How do the operations powering an app like Pintrest evolve from simple to so complex? Do the complexities emerge from necessity, or simply from idle time on behalf of the engineers, who naturally crave hard problems to solve?
It's a fascinating meta-commentary on our industry that simple web apps grow to become such complex operations. A business can survive on the kernel of its core competency -- in this case, photo grids -- but to thrive, it requires careful attention to petabytes of peripheral decisions. Indeed, it seems such an evolutionary process is advantageous for a web startup. Friendster and MySpace may well have failed because they mistook their problems for simple ones. They were able to solve the core problem of a social network, but not the many peripheral ones of operating that network at scale. It's the ability to do the latter that sets apart the major successful startups from the also-rans.
Is this a kind of workflow that would run with pinball? Can you move files around with it, or do you use the file system and pass filepaths around? Ideally, the workflow job would hold onto the wav/mp3 and the associated database fields that are returned so I don't have to juggle weird directories around (and have to sync access to them).
I'm not familiar with any other workflow engines, so I'm unsure if this is the kind of thing that would traditionally run on one.

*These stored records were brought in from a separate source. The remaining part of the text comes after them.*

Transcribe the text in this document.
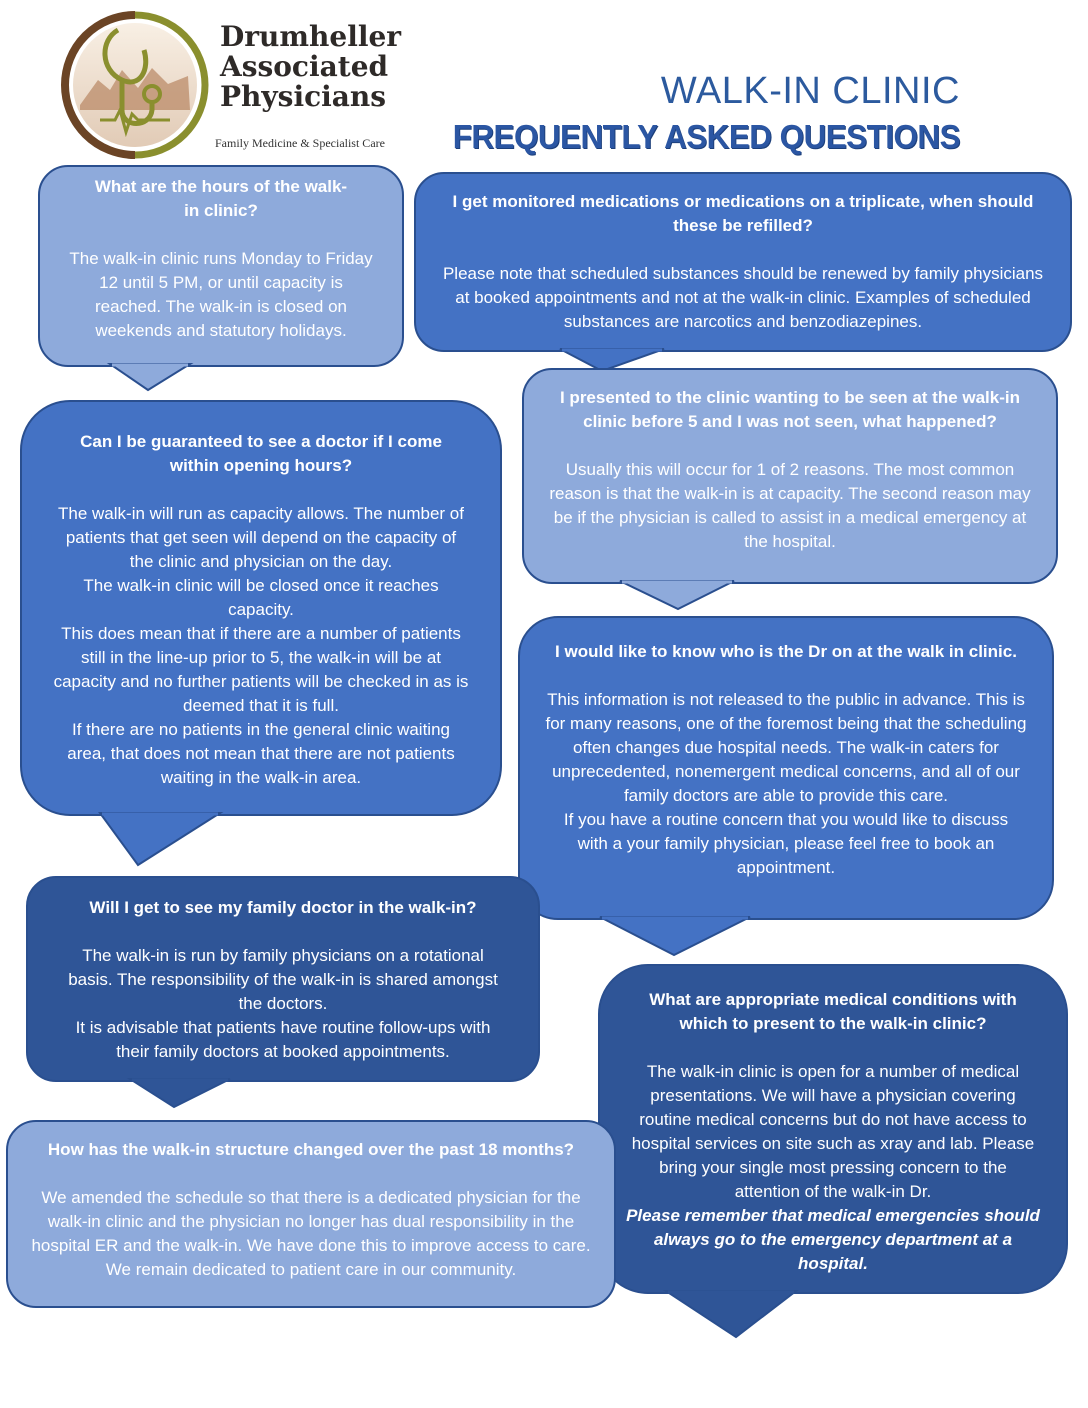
Drumheller
Associated
Physicians
Family Medicine & Specialist Care
WALK-IN CLINIC
FREQUENTLY ASKED QUESTIONS
What are the hours of the walk-in clinic?
The walk-in clinic runs Monday to Friday 12 until 5 PM, or until capacity is reached. The walk-in is closed on weekends and statutory holidays.
I get monitored medications or medications on a triplicate, when should these be refilled?
Please note that scheduled substances should be renewed by family physicians at booked appointments and not at the walk-in clinic. Examples of scheduled substances are narcotics and benzodiazepines.
I presented to the clinic wanting to be seen at the walk-in clinic before 5 and I was not seen, what happened?
Usually this will occur for 1 of 2 reasons. The most common reason is that the walk-in is at capacity. The second reason may be if the physician is called to assist in a medical emergency at the hospital.
Can I be guaranteed to see a doctor if I come within opening hours?
The walk-in will run as capacity allows. The number of patients that get seen will depend on the capacity of the clinic and physician on the day.
The walk-in clinic will be closed once it reaches capacity.
This does mean that if there are a number of patients still in the line-up prior to 5, the walk-in will be at capacity and no further patients will be checked in as is deemed that it is full.
If there are no patients in the general clinic waiting area, that does not mean that there are not patients waiting in the walk-in area.
I would like to know who is the Dr on at the walk in clinic.
This information is not released to the public in advance. This is for many reasons, one of the foremost being that the scheduling often changes due hospital needs. The walk-in caters for unprecedented, nonemergent medical concerns, and all of our family doctors are able to provide this care.
If you have a routine concern that you would like to discuss with a your family physician, please feel free to book an appointment.
Will I get to see my family doctor in the walk-in?
The walk-in is run by family physicians on a rotational basis. The responsibility of the walk-in is shared amongst the doctors.
It is advisable that patients have routine follow-ups with their family doctors at booked appointments.
What are appropriate medical conditions with which to present to the walk-in clinic?
The walk-in clinic is open for a number of medical presentations. We will have a physician covering routine medical concerns but do not have access to hospital services on site such as xray and lab. Please bring your single most pressing concern to the attention of the walk-in Dr.
Please remember that medical emergencies should always go to the emergency department at a hospital.
How has the walk-in structure changed over the past 18 months?
We amended the schedule so that there is a dedicated physician for the walk-in clinic and the physician no longer has dual responsibility in the hospital ER and the walk-in. We have done this to improve access to care. We remain dedicated to patient care in our community.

I looked at the user guide but it's currently barren.
job1. generate a wav file, and put it somewhere say, s3://wav.file
job2 (run after job1): pick the wav file from the location s3://wav.file
you need to know the contract between the parent and child jobs from the business logic. In this example, when you implement job 1 and job 2, you need to have protocol for them to produce store and consume the wav.file..

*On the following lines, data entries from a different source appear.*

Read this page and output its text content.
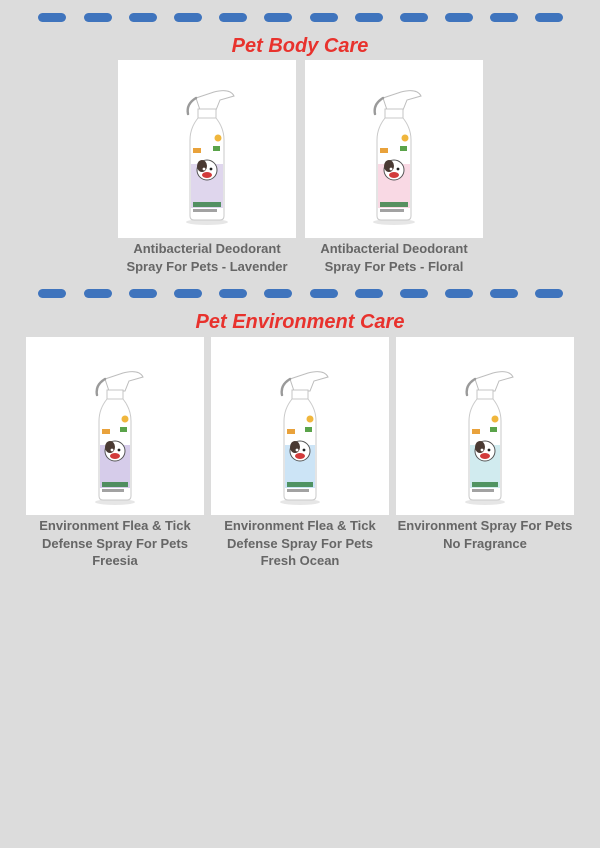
Pet Body Care

Antibacterial Deodorant
Spray For Pets - Lavender

Antibacterial Deodorant
Spray For Pets - Floral

Pet Environment Care

Environment Flea & Tick
Defense Spray For Pets
Freesia

Environment Flea & Tick
Defense Spray For Pets
Fresh Ocean

Environment Spray For Pets
No Fragrance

I see there are plans to write up some documentation, but are there any timelines that you're aiming to have those written?
Also, the README calls out mysql as being required. I assume that this, being a django project, will work with other backends too. Is there anything, to your knowledge, that would prevent a different backend being used (like postgres or oracle)?
It also has few dependencies and is lightweight (i.e. it's all python, so no JVM tying up resources).
I think my favorite non-obvious aspect is how it allows you to write each component in a different language.
We do compare Pinball with Apache oozie and azkaban when we start this project.